Dezembro sempre foi um mês peculiar no calendário dos exportadores de abacate. As últimas semanas confirmam essa tendência: os mercados europeus estão saturados, especialmente com os tamanhos menores (20 a 26), e a demanda está fraca. Grandes importadores expressam abertamente preocupação com as baixas vendas, mas isso é simplesmente um reflexo dos hábitos de consumo típicos dos europeus nesta época do ano.
É fato conhecido que dezembro traz mudanças significativas nas preferências alimentares dos consumidores europeus. Com a chegada das festas de fim de ano, a atenção se volta para produtos sazonais mais ligados às tradições culinárias das celebrações, relegando temporariamente o abacate a um segundo plano. No entanto, isso não deve ser motivo de alarme. Sabemos que, assim que as festividades terminam, os europeus retornam aos seus hábitos alimentares regulares e o abacate recupera seu lugar de destaque à mesa.

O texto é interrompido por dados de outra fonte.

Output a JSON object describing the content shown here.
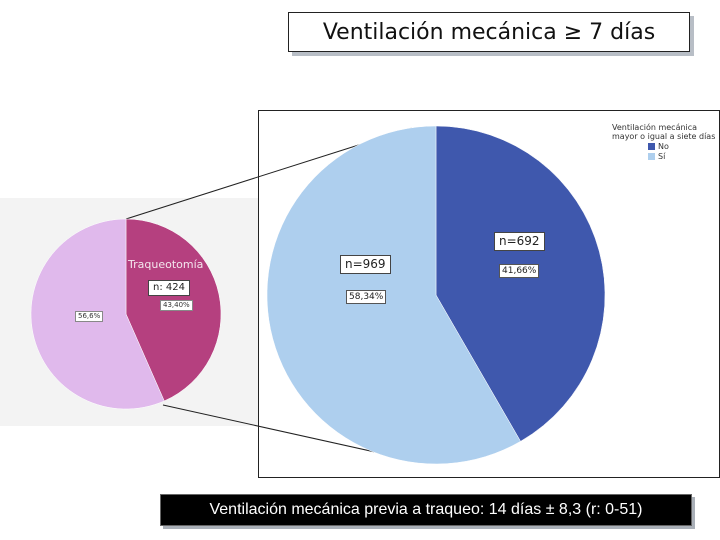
{
  "title": "Ventilación mecánica ≥ 7 días",
  "footer": "Ventilación mecánica previa a traqueo: 14 días ± 8,3 (r: 0-51)",
  "chart_data": [
    {
      "type": "pie",
      "slices": [
        {
          "label": "Traqueotomía",
          "value": 43.4,
          "pct_label": "43,40%",
          "color": "#b5407f"
        },
        {
          "label": "",
          "value": 56.6,
          "pct_label": "56,6%",
          "color": "#e0b9ec"
        }
      ],
      "annotations": [
        "n: 424"
      ]
    },
    {
      "type": "pie",
      "legend_title": "Ventilación mecánica mayor o igual a siete días",
      "legend_position": "top-right",
      "slices": [
        {
          "label": "No",
          "value": 41.66,
          "pct_label": "41,66%",
          "count_label": "n=692",
          "color": "#3f58ad"
        },
        {
          "label": "Sí",
          "value": 58.34,
          "pct_label": "58,34%",
          "count_label": "n=969",
          "color": "#aecfee"
        }
      ]
    }
  ]
}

Um fato relevante é que Marrocos, poucos dias após o início da sua temporada de exportação, já ultrapassou as 20.000 toneladas, demonstrando uma significativa capacidade de produção e exportação. À medida que nos aproximamos de 2025, observamos que os mercados começam a se ajustar. Após a primeira semana de novembro, certas origens, como o Quênia e a Colômbia, que normalmente fornecem tamanhos médios (tamanhos 18 a 24), começam a desaparecer. No entanto, esses tamanhos enfrentam desafios de preço, o que pode criar oportunidades para outros participantes do mercado.
Todas as atenções estão voltadas para janeiro, um mês que historicamente traz um aumento na demanda. Este ano não deve ser diferente. Esperamos que as condições melhorem, assim como aconteceu no início de novembro, quando o mercado mostrou claros sinais de recuperação. Além disso, estamos confiantes de que os preços permanecerão estáveis, permitindo-nos começar o ano com o pé direito.

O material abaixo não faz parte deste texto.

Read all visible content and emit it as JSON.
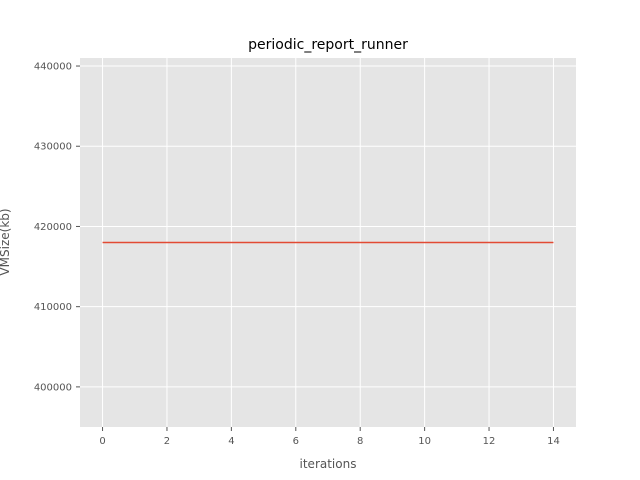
{
  "chart_data": {
    "type": "line",
    "title": "periodic_report_runner",
    "xlabel": "iterations",
    "ylabel": "VMSize(kb)",
    "x": [
      0,
      1,
      2,
      3,
      4,
      5,
      6,
      7,
      8,
      9,
      10,
      11,
      12,
      13,
      14
    ],
    "series": [
      {
        "values": [
          418000,
          418000,
          418000,
          418000,
          418000,
          418000,
          418000,
          418000,
          418000,
          418000,
          418000,
          418000,
          418000,
          418000,
          418000
        ],
        "color": "#E24A33"
      }
    ],
    "xlim": [
      -0.7,
      14.7
    ],
    "ylim": [
      395000,
      441000
    ],
    "xticks": [
      0,
      2,
      4,
      6,
      8,
      10,
      12,
      14
    ],
    "yticks": [
      400000,
      410000,
      420000,
      430000,
      440000
    ],
    "grid": true,
    "style": "ggplot",
    "background": "#E5E5E5",
    "grid_color": "#FFFFFF"
  }
}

A alta temporada começará com volumes elevados de janeiro até o final de abril. As fazendas estão preparadas para esse período e o otimismo prevalece. Em última análise, dezembro representa uma típica calmaria no setor, e não um motivo para alarme. A chave está em compreender os ciclos naturais de consumo e se preparar para períodos de maior demanda.